Remixing my Mennonite Heritage. #2: The Im/Possible

      Today Billy’s in a good mood. He’s off to the farm! Leaving the big city to embrace the farm life. For just a little while, of course. After his flight touched down, he ran out and hopped into the farmer’s truck. Then together they sped off. Upon reaching the farm Billy quickly became properly acquainted with the ducks, the chickens and the cows. When Billy had at last met the last cow he turned back to the house, only to be interrupted by a loud ‘MOOOOOOO.’ He turned back, when to his great shock he saw the monstrous animal take another swipe! ‘What is happening?’ He shrieked. In response the farmer put down his stick and said, ‘It’s okay son, next time she’ll know better then to protect her calf.’ To this day Billy can be found among the shit, defending the powerless.


    Hello friends we’re back with episode 2 of Remixing my Mennonite Heritage.

     In this post we’re mixing Caputo’s ‘A Taste for the Mystics’ with Yoder’s ‘Trial Balance.’

     In short we’re discussing the impossible wrapped within the possible. Which is what we’re calling, ‘The Im/possible.’ Whereas the last chapter was an invitation into the ‘Without Why,’ this chapter aims at embracing the im/possible. Pushing back against the possible to make room for a ‘something more’. Mind you, this post is not about what exists, but rather that which insists. The call to courage and compassion,  whether or not they be possible.

      Take for example the famous rose which blooms where it is planted simply because it is planted there. This beautiful image pulled from Caputo’s chapter rings of awe and wonder. And yet, we obviously know, that this is not the full picture. It would be impossible for the rose to bloom, at all, without the possible. It will need dirt, water, minerals, etc. Yet, within the possible, the rose does the impossible and blooms without why.

       Now let’s take a look at the example of Jesus. The impossible figure. The infinite within the finite. The ultimate’s withdrawal from their safety, and their embrace of the mundane. The seed that had to die, to show us a new, better way.

       This is not simply a new code of conduct, not just a new dress. My goodness no! Nothing remotely interesting there. No, this is a whole new thing. The invitation into ‘The Im/possible’. I’m talking about CHRISTMAS!

      That magical moment when ‘G#d’ embraces the material world, afterwhich nothing can be as it was. For both ‘G#d,’ as well as for ourselves. The advent of the im/possible

      Now, I know, this is not quite the story we’ve been told about Christmas. Christmas has become so choked; so strangled in commerce on one side and castrated by rigid hermeneutics on the other. It’s practical impossible for the Im/possible to get through.

      But we can’t, of course, leave it there! This can be a truly magical time, the story of the inauguration of a new way. The invitation to also become seed. The call to give up everything, to place everything on the alter of compassion. Then fall, helpless, into the arms of grace (that place in which you can finally accept that you’re accepted, without proving your worth).

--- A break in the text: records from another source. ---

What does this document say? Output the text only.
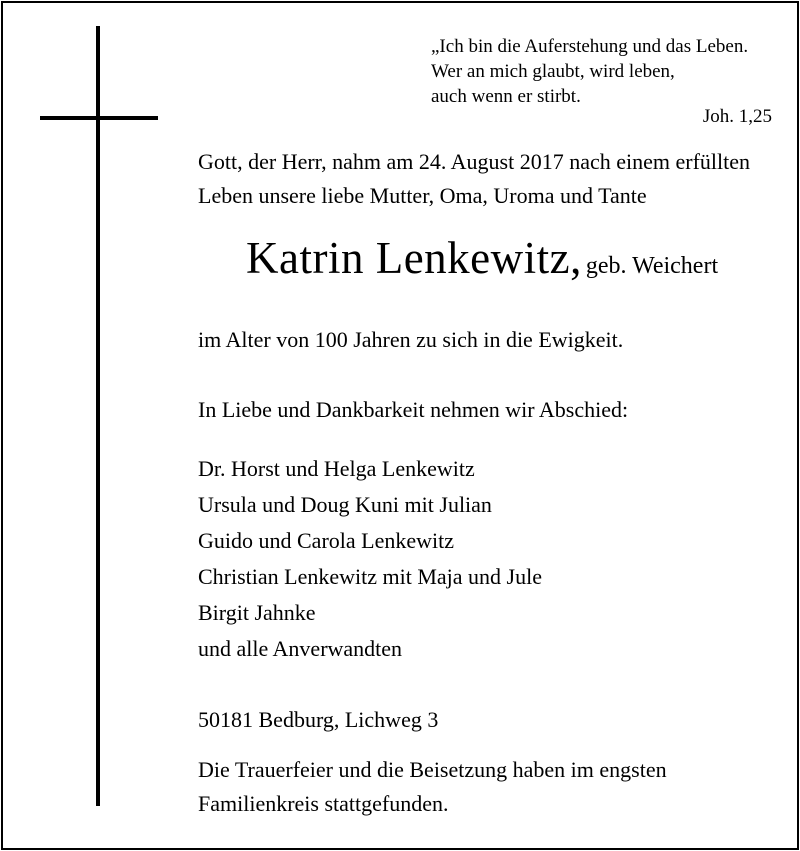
„Ich bin die Auferstehung und das Leben.
Wer an mich glaubt, wird leben,
auch wenn er stirbt.
Joh. 1,25
Gott, der Herr, nahm am 24. August 2017 nach einem erfüllten
Leben unsere liebe Mutter, Oma, Uroma und Tante
Katrin Lenkewitz, geb. Weichert
im Alter von 100 Jahren zu sich in die Ewigkeit.
In Liebe und Dankbarkeit nehmen wir Abschied:
Dr. Horst und Helga Lenkewitz
Ursula und Doug Kuni mit Julian
Guido und Carola Lenkewitz
Christian Lenkewitz mit Maja und Jule
Birgit Jahnke
und alle Anverwandten
50181 Bedburg, Lichweg 3
Die Trauerfeier und die Beisetzung haben im engsten
Familienkreis stattgefunden.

      Now, I can understand how all this ‘give up your life’ stuff  can feel quite dark and disturbing. But, and I’m sure you’re already here, in order to experience the resurrection, you first need to die. To live with hope, you have to embrace a certain sort of hopelessness. ‘Hopelessness with a comma,’ as Cornel West said recently in a conversation with Slavoj Zizek.

      Well. Happy Christmas! 😉

Just kidding. Kinda. Let me close with a beautiful quote from the theologian Paul Tillich, ‘Grace strikes us when we are in great pain and restlessness. .. .Sometimes at that moment a wave of light breaks into our darkness, and it is as though a voice were saying: “You are accepted. You are accepted, .. .(When this happens) Simply accept that you are accepted.’

       May you find yourself in the embrace of the im/possible, and therein find not just life, but life abundant. In the very act of giving it away.